Switching out of postwar experiences, Mr Long then presented a pre-war epic, The Four Feathers (1939)
Instead of concentrating on its heavy colonial overtones, the speaker emphasized the general “moral propaganda” value of the piece that sees a young British cavalry officer setting out to take part of the British Army’s Soudan Campaign of 1898 and saving his friends in order to reclaim his honour, which was supposedly lost with him resigning from his military rank and post at the outset of the campaign. Mr Long highlighted that the movie is an ‘honest piece of propaganda’ telling why Britishmen should go to war once more, for higher human and national values. He explained that propaganda is not necessarily about making somebody changing his mindset about certain things, but rather making somebody think that most people have a given opinion about things, and he should do likewise. With its honesty, absurd humor and positive reflections of military valor, The Four Feathers certainly brings home its aims.

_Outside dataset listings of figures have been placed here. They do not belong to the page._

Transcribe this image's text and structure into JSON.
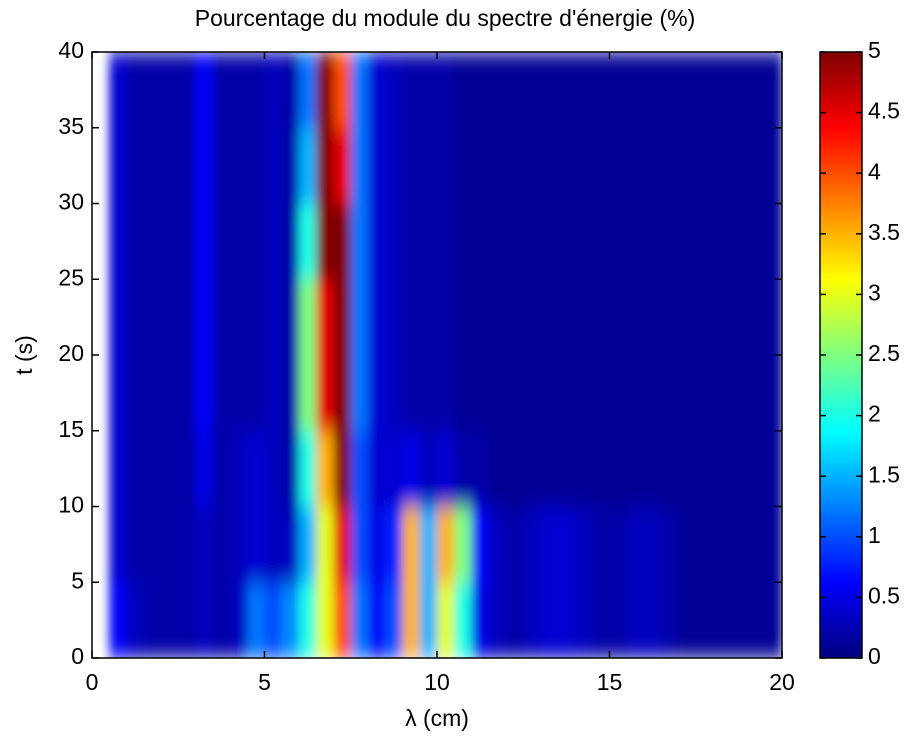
{
  "chart_data": {
    "type": "heatmap",
    "title": "Pourcentage du module du spectre d'énergie (%)",
    "xlabel": "λ (cm)",
    "ylabel": "t (s)",
    "colormap": "jet",
    "x": [
      0.25,
      0.75,
      1.25,
      1.75,
      2.25,
      2.75,
      3.25,
      3.75,
      4.25,
      4.75,
      5.25,
      5.75,
      6.25,
      6.75,
      7.25,
      7.75,
      8.25,
      8.75,
      9.25,
      9.75,
      10.25,
      10.75,
      11.25,
      11.75,
      12.25,
      12.75,
      13.25,
      13.75,
      14.25,
      14.75,
      15.25,
      15.75,
      16.25,
      16.75,
      17.25,
      17.75,
      18.25,
      18.75,
      19.25,
      19.75
    ],
    "y": [
      2.5,
      7.5,
      12.5,
      17.5,
      22.5,
      27.5,
      32.5,
      37.5
    ],
    "values": [
      [
        null,
        0.6,
        0.3,
        0.2,
        0.2,
        0.2,
        0.3,
        0.2,
        0.3,
        1.2,
        1.0,
        1.3,
        2,
        3,
        4,
        1.2,
        0.6,
        1.0,
        3.5,
        1.5,
        3,
        2,
        0.5,
        0.3,
        0.2,
        0.3,
        0.4,
        0.4,
        0.3,
        0.2,
        0.2,
        0.3,
        0.3,
        0.2,
        0.1,
        0.1,
        0.1,
        0.1,
        0.1,
        0.1
      ],
      [
        null,
        0.4,
        0.2,
        0.2,
        0.2,
        0.2,
        0.3,
        0.2,
        0.3,
        0.4,
        0.3,
        0.3,
        1.5,
        3,
        4.5,
        1,
        0.5,
        0.8,
        3.5,
        1.5,
        3.5,
        2.5,
        0.6,
        0.3,
        0.2,
        0.3,
        0.4,
        0.4,
        0.3,
        0.2,
        0.2,
        0.3,
        0.3,
        0.2,
        0.1,
        0.1,
        0.1,
        0.1,
        0.1,
        0.1
      ],
      [
        null,
        0.4,
        0.2,
        0.2,
        0.2,
        0.2,
        0.5,
        0.2,
        0.3,
        0.4,
        0.3,
        0.2,
        2,
        3.5,
        5,
        1.0,
        0.4,
        0.4,
        0.5,
        0.3,
        0.4,
        0.2,
        0.2,
        0.1,
        0.1,
        0.1,
        0.1,
        0.1,
        0.1,
        0.1,
        0.1,
        0.1,
        0.1,
        0.1,
        0.1,
        0.1,
        0.1,
        0.1,
        0.1,
        0.1
      ],
      [
        null,
        0.4,
        0.2,
        0.2,
        0.2,
        0.2,
        0.6,
        0.2,
        0.2,
        0.2,
        0.3,
        0.2,
        2.5,
        4.5,
        5,
        1.2,
        0.4,
        0.3,
        0.2,
        0.2,
        0.2,
        0.1,
        0.1,
        0.1,
        0.1,
        0.1,
        0.1,
        0.1,
        0.1,
        0.1,
        0.1,
        0.1,
        0.1,
        0.1,
        0.1,
        0.1,
        0.1,
        0.1,
        0.1,
        0.1
      ],
      [
        null,
        0.4,
        0.2,
        0.2,
        0.2,
        0.2,
        0.6,
        0.2,
        0.2,
        0.2,
        0.3,
        0.2,
        2.5,
        4.5,
        5,
        1.2,
        0.4,
        0.3,
        0.2,
        0.2,
        0.2,
        0.1,
        0.1,
        0.1,
        0.1,
        0.1,
        0.1,
        0.1,
        0.1,
        0.1,
        0.1,
        0.1,
        0.1,
        0.1,
        0.1,
        0.1,
        0.1,
        0.1,
        0.1,
        0.1
      ],
      [
        null,
        0.4,
        0.2,
        0.2,
        0.2,
        0.2,
        0.6,
        0.2,
        0.2,
        0.2,
        0.3,
        0.2,
        2,
        5,
        5,
        1.2,
        0.4,
        0.3,
        0.2,
        0.2,
        0.2,
        0.1,
        0.1,
        0.1,
        0.1,
        0.1,
        0.1,
        0.1,
        0.1,
        0.1,
        0.1,
        0.1,
        0.1,
        0.1,
        0.1,
        0.1,
        0.1,
        0.1,
        0.1,
        0.1
      ],
      [
        null,
        0.4,
        0.2,
        0.2,
        0.2,
        0.2,
        0.6,
        0.2,
        0.2,
        0.2,
        0.3,
        0.2,
        1.5,
        5,
        4.5,
        1.2,
        0.4,
        0.3,
        0.2,
        0.2,
        0.2,
        0.1,
        0.1,
        0.1,
        0.1,
        0.1,
        0.1,
        0.1,
        0.1,
        0.1,
        0.1,
        0.1,
        0.1,
        0.1,
        0.1,
        0.1,
        0.1,
        0.1,
        0.1,
        0.1
      ],
      [
        null,
        0.4,
        0.2,
        0.2,
        0.2,
        0.2,
        0.6,
        0.2,
        0.2,
        0.2,
        0.3,
        0.2,
        1.2,
        5,
        4,
        1.2,
        0.4,
        0.3,
        0.2,
        0.2,
        0.2,
        0.1,
        0.1,
        0.1,
        0.1,
        0.1,
        0.1,
        0.1,
        0.1,
        0.1,
        0.1,
        0.1,
        0.1,
        0.1,
        0.1,
        0.1,
        0.1,
        0.1,
        0.1,
        0.1
      ]
    ],
    "xlim": [
      0,
      20
    ],
    "xticks": [
      0,
      5,
      10,
      15,
      20
    ],
    "ylim": [
      0,
      40
    ],
    "yticks": [
      0,
      5,
      10,
      15,
      20,
      25,
      30,
      35,
      40
    ],
    "zlim": [
      0,
      5
    ],
    "zticks": [
      0,
      0.5,
      1,
      1.5,
      2,
      2.5,
      3,
      3.5,
      4,
      4.5,
      5
    ]
  }
}
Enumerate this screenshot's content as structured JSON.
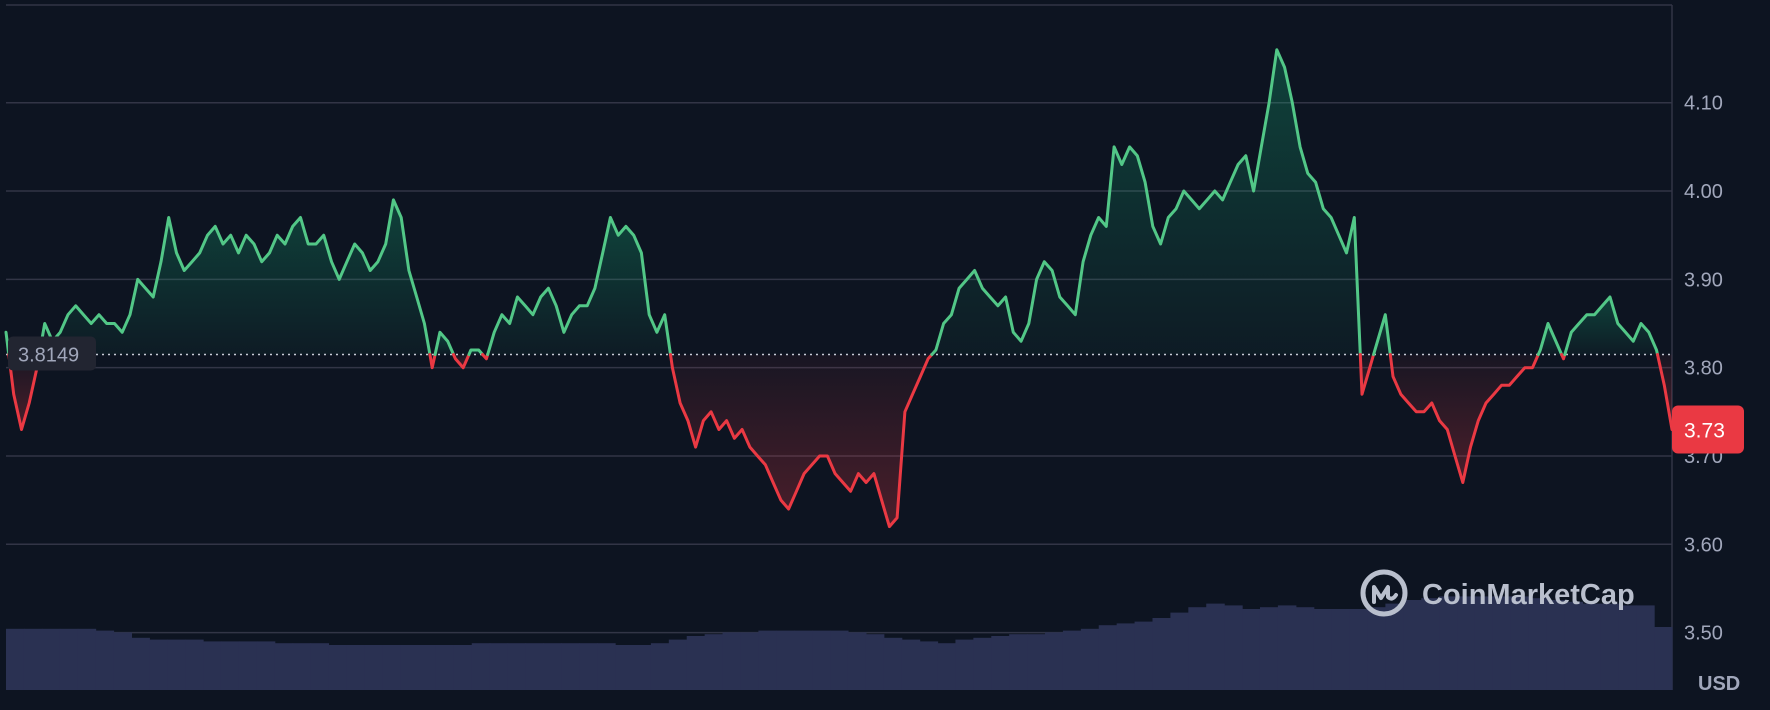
{
  "colors": {
    "background": "#0d1421",
    "grid": "#323546",
    "up": "#16c784",
    "up_line": "#52c787",
    "down": "#ea3943",
    "volume": "#2a3152",
    "text": "#a1a7bb",
    "reference_label_bg": "#222531"
  },
  "watermark": {
    "text": "CoinMarketCap",
    "icon": "coinmarketcap-logo-icon"
  },
  "chart_data": {
    "type": "area",
    "x": [],
    "currency": "USD",
    "reference_price": 3.8149,
    "reference_label": "3.8149",
    "current_price": 3.73,
    "current_label": "3.73",
    "ylim": [
      3.435,
      4.205
    ],
    "y_ticks": [
      3.5,
      3.6,
      3.7,
      3.8,
      3.9,
      4.0,
      4.1
    ],
    "y_tick_labels": [
      "3.50",
      "3.60",
      "3.70",
      "3.80",
      "3.90",
      "4.00",
      "4.10"
    ],
    "grid": true,
    "price_series": [
      3.84,
      3.77,
      3.73,
      3.76,
      3.8,
      3.85,
      3.83,
      3.84,
      3.86,
      3.87,
      3.86,
      3.85,
      3.86,
      3.85,
      3.85,
      3.84,
      3.86,
      3.9,
      3.89,
      3.88,
      3.92,
      3.97,
      3.93,
      3.91,
      3.92,
      3.93,
      3.95,
      3.96,
      3.94,
      3.95,
      3.93,
      3.95,
      3.94,
      3.92,
      3.93,
      3.95,
      3.94,
      3.96,
      3.97,
      3.94,
      3.94,
      3.95,
      3.92,
      3.9,
      3.92,
      3.94,
      3.93,
      3.91,
      3.92,
      3.94,
      3.99,
      3.97,
      3.91,
      3.88,
      3.85,
      3.8,
      3.84,
      3.83,
      3.81,
      3.8,
      3.82,
      3.82,
      3.81,
      3.84,
      3.86,
      3.85,
      3.88,
      3.87,
      3.86,
      3.88,
      3.89,
      3.87,
      3.84,
      3.86,
      3.87,
      3.87,
      3.89,
      3.93,
      3.97,
      3.95,
      3.96,
      3.95,
      3.93,
      3.86,
      3.84,
      3.86,
      3.8,
      3.76,
      3.74,
      3.71,
      3.74,
      3.75,
      3.73,
      3.74,
      3.72,
      3.73,
      3.71,
      3.7,
      3.69,
      3.67,
      3.65,
      3.64,
      3.66,
      3.68,
      3.69,
      3.7,
      3.7,
      3.68,
      3.67,
      3.66,
      3.68,
      3.67,
      3.68,
      3.65,
      3.62,
      3.63,
      3.75,
      3.77,
      3.79,
      3.81,
      3.82,
      3.85,
      3.86,
      3.89,
      3.9,
      3.91,
      3.89,
      3.88,
      3.87,
      3.88,
      3.84,
      3.83,
      3.85,
      3.9,
      3.92,
      3.91,
      3.88,
      3.87,
      3.86,
      3.92,
      3.95,
      3.97,
      3.96,
      4.05,
      4.03,
      4.05,
      4.04,
      4.01,
      3.96,
      3.94,
      3.97,
      3.98,
      4.0,
      3.99,
      3.98,
      3.99,
      4.0,
      3.99,
      4.01,
      4.03,
      4.04,
      4.0,
      4.05,
      4.1,
      4.16,
      4.14,
      4.1,
      4.05,
      4.02,
      4.01,
      3.98,
      3.97,
      3.95,
      3.93,
      3.97,
      3.77,
      3.8,
      3.83,
      3.86,
      3.79,
      3.77,
      3.76,
      3.75,
      3.75,
      3.76,
      3.74,
      3.73,
      3.7,
      3.67,
      3.71,
      3.74,
      3.76,
      3.77,
      3.78,
      3.78,
      3.79,
      3.8,
      3.8,
      3.82,
      3.85,
      3.83,
      3.81,
      3.84,
      3.85,
      3.86,
      3.86,
      3.87,
      3.88,
      3.85,
      3.84,
      3.83,
      3.85,
      3.84,
      3.82,
      3.78,
      3.73
    ],
    "volume_series": [
      0.34,
      0.34,
      0.34,
      0.34,
      0.34,
      0.33,
      0.32,
      0.29,
      0.28,
      0.28,
      0.28,
      0.27,
      0.27,
      0.27,
      0.27,
      0.26,
      0.26,
      0.26,
      0.25,
      0.25,
      0.25,
      0.25,
      0.25,
      0.25,
      0.25,
      0.25,
      0.26,
      0.26,
      0.26,
      0.26,
      0.26,
      0.26,
      0.26,
      0.26,
      0.25,
      0.25,
      0.26,
      0.28,
      0.3,
      0.31,
      0.32,
      0.32,
      0.33,
      0.33,
      0.33,
      0.33,
      0.33,
      0.32,
      0.31,
      0.29,
      0.28,
      0.27,
      0.26,
      0.28,
      0.29,
      0.3,
      0.31,
      0.31,
      0.32,
      0.33,
      0.34,
      0.36,
      0.37,
      0.38,
      0.4,
      0.43,
      0.46,
      0.48,
      0.47,
      0.45,
      0.46,
      0.47,
      0.46,
      0.45,
      0.45,
      0.45,
      0.46,
      0.48,
      0.5,
      0.51,
      0.52,
      0.52,
      0.52,
      0.52,
      0.52,
      0.51,
      0.5,
      0.49,
      0.48,
      0.48,
      0.47,
      0.47,
      0.35
    ]
  }
}
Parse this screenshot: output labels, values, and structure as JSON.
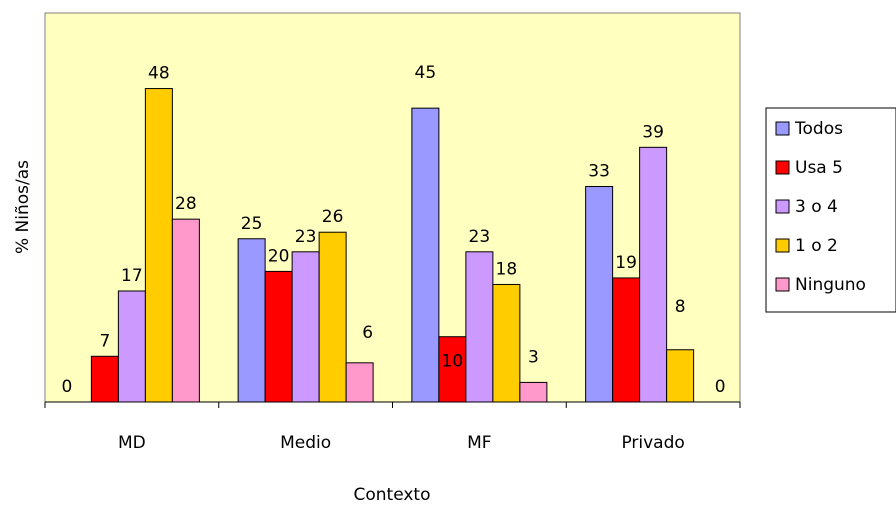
{
  "chart_data": {
    "type": "bar",
    "title": "",
    "xlabel": "Contexto",
    "ylabel": "% Niños/as",
    "categories": [
      "MD",
      "Medio",
      "MF",
      "Privado"
    ],
    "ylim": [
      0,
      50
    ],
    "grid": false,
    "legend_position": "right",
    "plot_background": "#ffffc0",
    "series": [
      {
        "name": "Todos",
        "color": "#9999ff",
        "values": [
          0,
          25,
          45,
          33
        ]
      },
      {
        "name": "Usa 5",
        "color": "#ff0000",
        "values": [
          7,
          20,
          10,
          19
        ]
      },
      {
        "name": "3 o 4",
        "color": "#cc99ff",
        "values": [
          17,
          23,
          23,
          39
        ]
      },
      {
        "name": "1 o 2",
        "color": "#ffcc00",
        "values": [
          48,
          26,
          18,
          8
        ]
      },
      {
        "name": "Ninguno",
        "color": "#ff99cc",
        "values": [
          28,
          6,
          3,
          0
        ]
      }
    ],
    "data_labels": [
      [
        "0",
        "7",
        "17",
        "48",
        "28"
      ],
      [
        "25",
        "20",
        "23",
        "26",
        "6"
      ],
      [
        "45",
        "10",
        "23",
        "18",
        "3"
      ],
      [
        "33",
        "19",
        "39",
        "8",
        "0"
      ]
    ]
  }
}
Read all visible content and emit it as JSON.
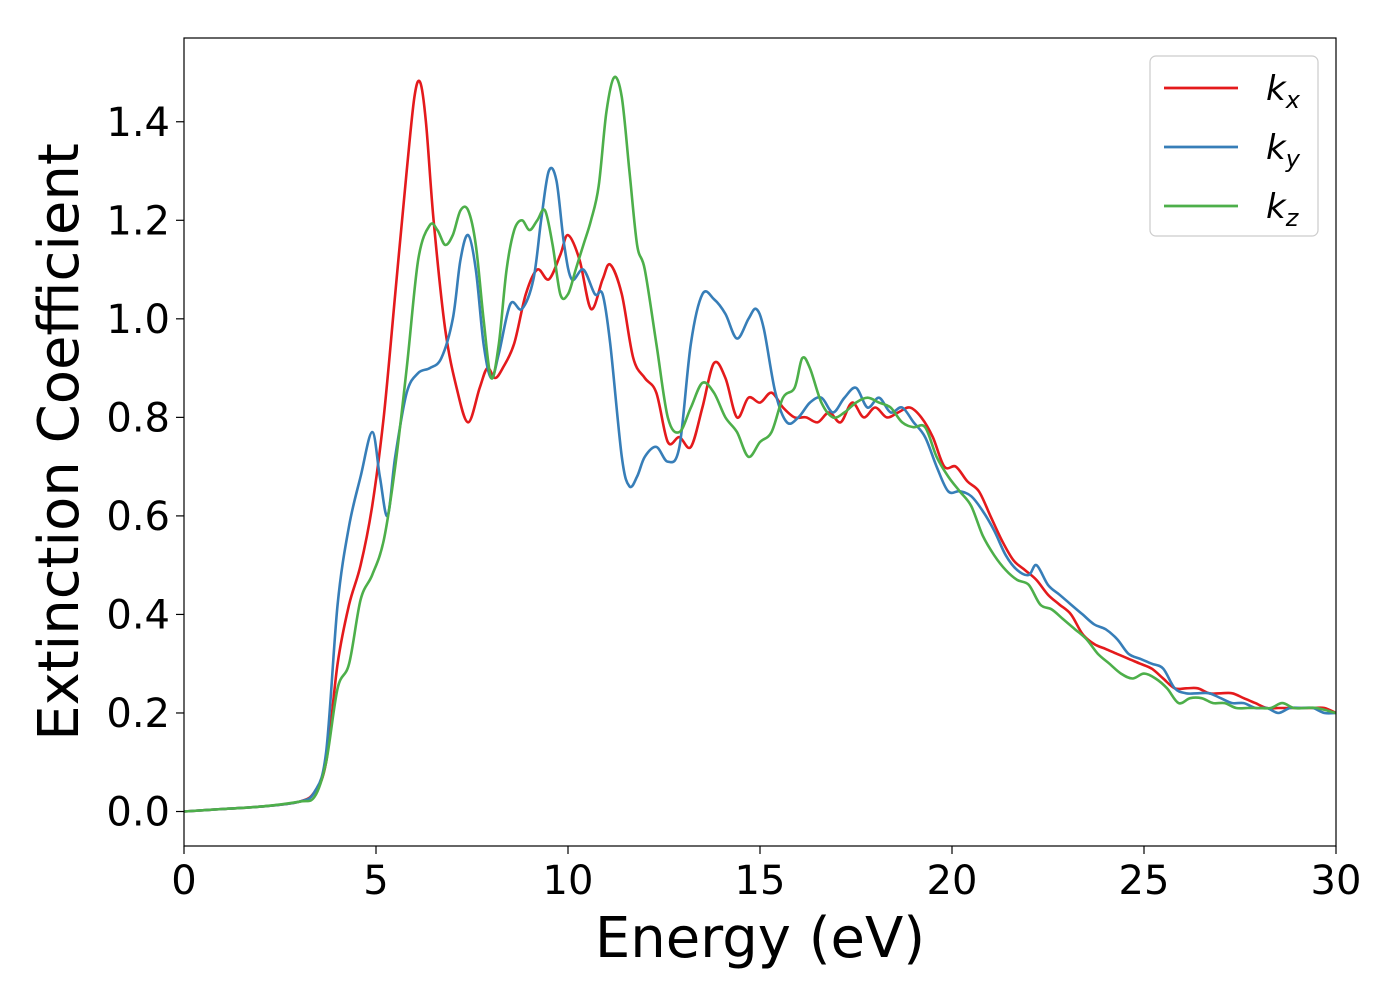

The evening was summed up with another movie about motivating people to struggle for their nation with a hint of the geopolitics of today. The Chinese movie Ip Man (2008), which presents a story of a Chinese martial artist fighting Japanese invaders, tries to unify the tradition of Chinese revolutionary movies with the classics of Hong Kong martial arts cinema, and it succeeds, in the opinion of Mr Long. As another propaganda piece, it suggests that the “old” part of China and the then-recently returned Hong Kong have a common tradition of struggle and common goals to make China great. It is a classic national hero-movie, showing a multi-identical hero (a Hongkonger fighting for mainland political causes) to be revered by young moviegoers and patriotic elements of Chinese society alike. It also reflects the central fact of the recent Chinese past: the emergence out of the ‘Century of Humiliation’ by the hands of Western and Eastern invaders. In this sense, it is also a relevant presentation of Chinese national identity.
Mr Long’s closing remarks braved the audience to set out and tell their very own stories, again emphasising the lack of gatekeepers and content-hunger of the current media universe. All you need is good, honest, and reality-reflecting stories. Is it a cliché? Clichés are named because they are common; because they are true. Are they too predictable, and there is too much American-style happy ending? Not a problem: in life, there are happy endings, be it so surprising. Maybe if the Hungarian storytellers of the future will adhere to Mr Long’s advice about presenting national identity in movies, we will all have happy endings, this time for the greater good of Hungarian culture.